The Chrysler bankruptcy passed with thousands of dealers closing their doors forever as of Tuesday night. An interesting sidebar to the story was how some Chysler dealers sued to avoid being terminated. Chrysler had said in court documents, "Dealerships located in the markets at issue lack the operational, market, facility and [brand] characteristics necessary to best contribute to the ongoing dealer network under current or future ownership."
Instead of addressing the fact they were not apparently very profitable businesses and prioritizing what they needed to do to survive, they chose to waste a month of time suing to stay with a company about to close all of its plants for a minimum of three months. Be careful what you wish for. What if they had remained open with sagging demand and old products?
A few years ago a southern California deli called me in for a consultation.
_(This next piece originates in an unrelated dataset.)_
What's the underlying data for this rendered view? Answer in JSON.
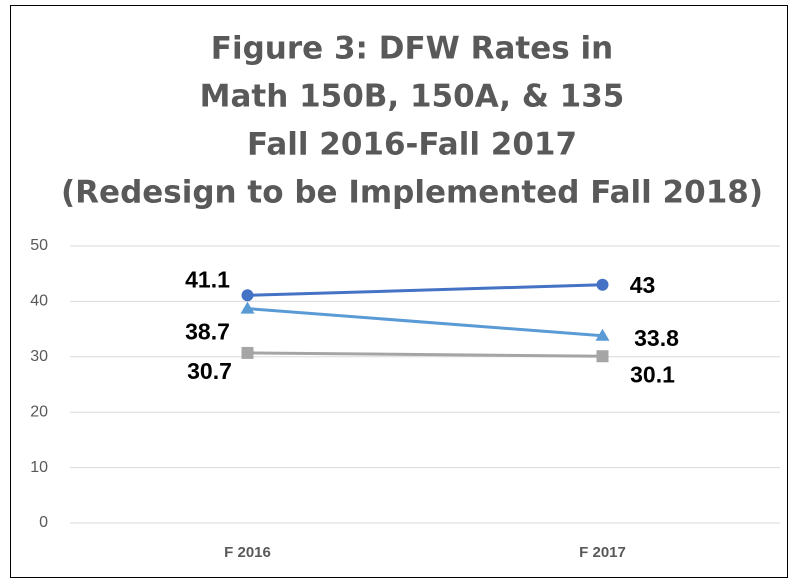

Sales were slipping, they'd invested thousands in a renovation and the owners were worried. After we got a cup of coffee and sat down in one of the booths the owner took a sip and started to speak. I figured he would be asking where to look first or a spreadsheet would be bought out to show details of the sales collapse. He began, "We've contacted our attorney with a cease and desist order for a similar concept stealing our 'look.'" I couldn't believe my ears.
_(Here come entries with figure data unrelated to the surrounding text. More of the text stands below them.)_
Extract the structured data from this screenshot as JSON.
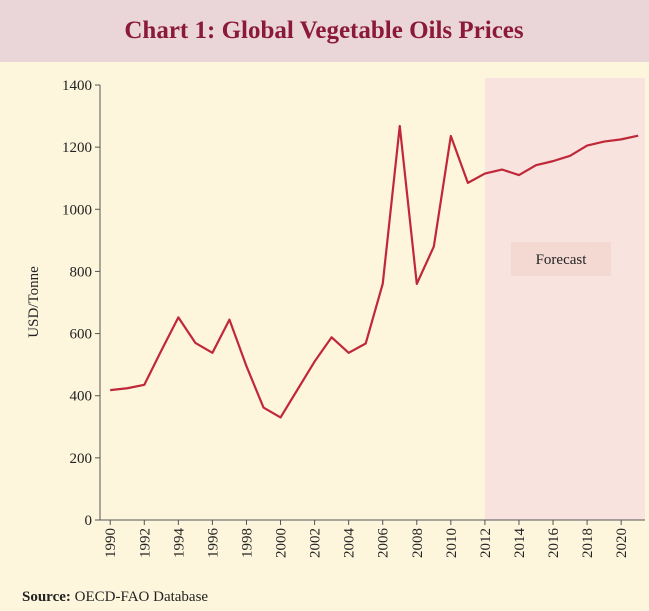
{
  "chart_data": {
    "type": "line",
    "title": "Chart 1: Global Vegetable Oils Prices",
    "y_label": "USD/Tonne",
    "source_label": "Source:",
    "source": "OECD-FAO Database",
    "annotation": {
      "text": "Forecast",
      "start": 2012
    },
    "x": [
      1990,
      1991,
      1992,
      1993,
      1994,
      1995,
      1996,
      1997,
      1998,
      1999,
      2000,
      2001,
      2002,
      2003,
      2004,
      2005,
      2006,
      2007,
      2008,
      2009,
      2010,
      2011,
      2012,
      2013,
      2014,
      2015,
      2016,
      2017,
      2018,
      2019,
      2020,
      2021
    ],
    "values": [
      418,
      424,
      435,
      545,
      652,
      570,
      538,
      645,
      495,
      362,
      330,
      420,
      510,
      588,
      538,
      568,
      760,
      1268,
      760,
      880,
      1236,
      1085,
      1115,
      1128,
      1110,
      1142,
      1155,
      1172,
      1205,
      1218,
      1225,
      1237
    ],
    "color": "#c0283a",
    "xlim": [
      1989.4,
      2021.4
    ],
    "xticks": [
      1990,
      1992,
      1994,
      1996,
      1998,
      2000,
      2002,
      2004,
      2006,
      2008,
      2010,
      2012,
      2014,
      2016,
      2018,
      2020
    ],
    "ylim": [
      0,
      1400
    ],
    "yticks": [
      0,
      200,
      400,
      600,
      800,
      1000,
      1200,
      1400
    ]
  }
}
The owner went on at length to say how they were stealing his logo and concept and how he was prepared to fight them in court. Meanwhile, I had to keep bringing him back to reality - he was losing money with this concept he wanted to protect so badly.
Like some wronged hero in an action movie, sometimes small business owners or managers get so personally vested at being wronged that they lose sight of their priorities. Many times that is because it is easier to get worked up about someone else than taking responsiblity to change.
The lesson? Keep your eyes on the big picture, don't get caught up in the vendettas with vendors or competitors.